LES NAINS MAGIQUES
Il était un cordonnier qui, par suite de malheurs,
était devenu si pauvre, qu'il ne lui restait plus de cuir que pour une seule
paire de souliers. Le soir il le tailla afin de faire les souliers le lendemain
matin ; puis, comme il avait une bonne conscience, il se coucha tranquillement,
fit sa prière et s'endormit. Le lendemain, à son lever, il allait se mettre au
travail, quand il trouva la paire de souliers toute faite sur sa table. Grande
fut sa surprise ; il ne savait ce que cela voulait dire. Il prit les souliers et
les considéra de tous côtés ; ils étaient si bien faits qu'ils n'y avait pas
un seul point de manqué ; c'était un vrai chef-d'oeuvre.
Il entra dans la boutique un chaland, auquel ces souliers plurent tant qu'il les
paya plus cher que de coutume, et qu'avec cet argent le cordonnier put se
procurer du cuir pour deux autres paires. Il le tailla le soir même et s'apprêtait
à y travailler le lendemain matin, quand il les trouva tout faits à son réveil
; et cette fois encore les chalands ne manquèrent pas, et, avec l'argent qu'il
en tira, il put acheter du cuir pour quatre autres paires.
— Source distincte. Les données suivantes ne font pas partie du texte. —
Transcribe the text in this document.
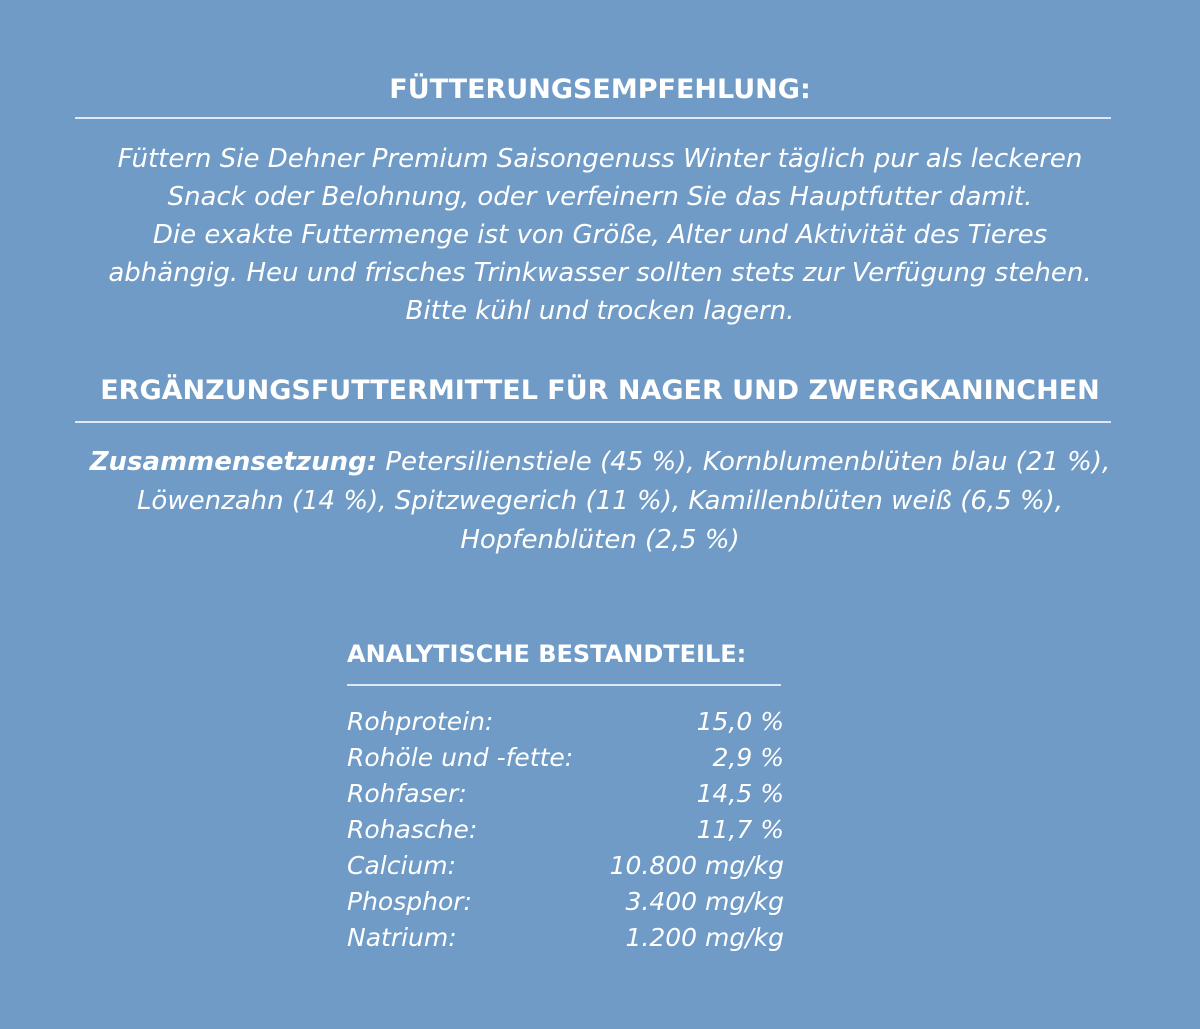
FÜTTERUNGSEMPFEHLUNG:
Füttern Sie Dehner Premium Saisongenuss Winter täglich pur als leckeren
Snack oder Belohnung, oder verfeinern Sie das Hauptfutter damit.
Die exakte Futtermenge ist von Größe, Alter und Aktivität des Tieres
abhängig. Heu und frisches Trinkwasser sollten stets zur Verfügung stehen.
Bitte kühl und trocken lagern.
ERGÄNZUNGSFUTTERMITTEL FÜR NAGER UND ZWERGKANINCHEN
Zusammensetzung: Petersilienstiele (45 %), Kornblumenblüten blau (21 %),
Löwenzahn (14 %), Spitzwegerich (11 %), Kamillenblüten weiß (6,5 %),
Hopfenblüten (2,5 %)
ANALYTISCHE BESTANDTEILE:
Rohprotein:	15,0 %
Rohöle und -fette:	2,9 %
Rohfaser:	14,5 %
Rohasche:	11,7 %
Calcium:	10.800 mg/kg
Phosphor:	3.400 mg/kg
Natrium:	1.200 mg/kg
Le lendemain matin,
les quatre paires étaient prêtes, et enfin tout ce qu'il taillait le soir était
toujours terminé le matin suivant de façon qu'il trouva l'aisance et devint
presque riche.
Un soir, aux environs de Noël, comme il venait de tailler son cuir et qu'il
allait se coucher, il dit à sa femme :
- Si nous veillions cette nuit pour voir ceux qui nous aident ainsi ?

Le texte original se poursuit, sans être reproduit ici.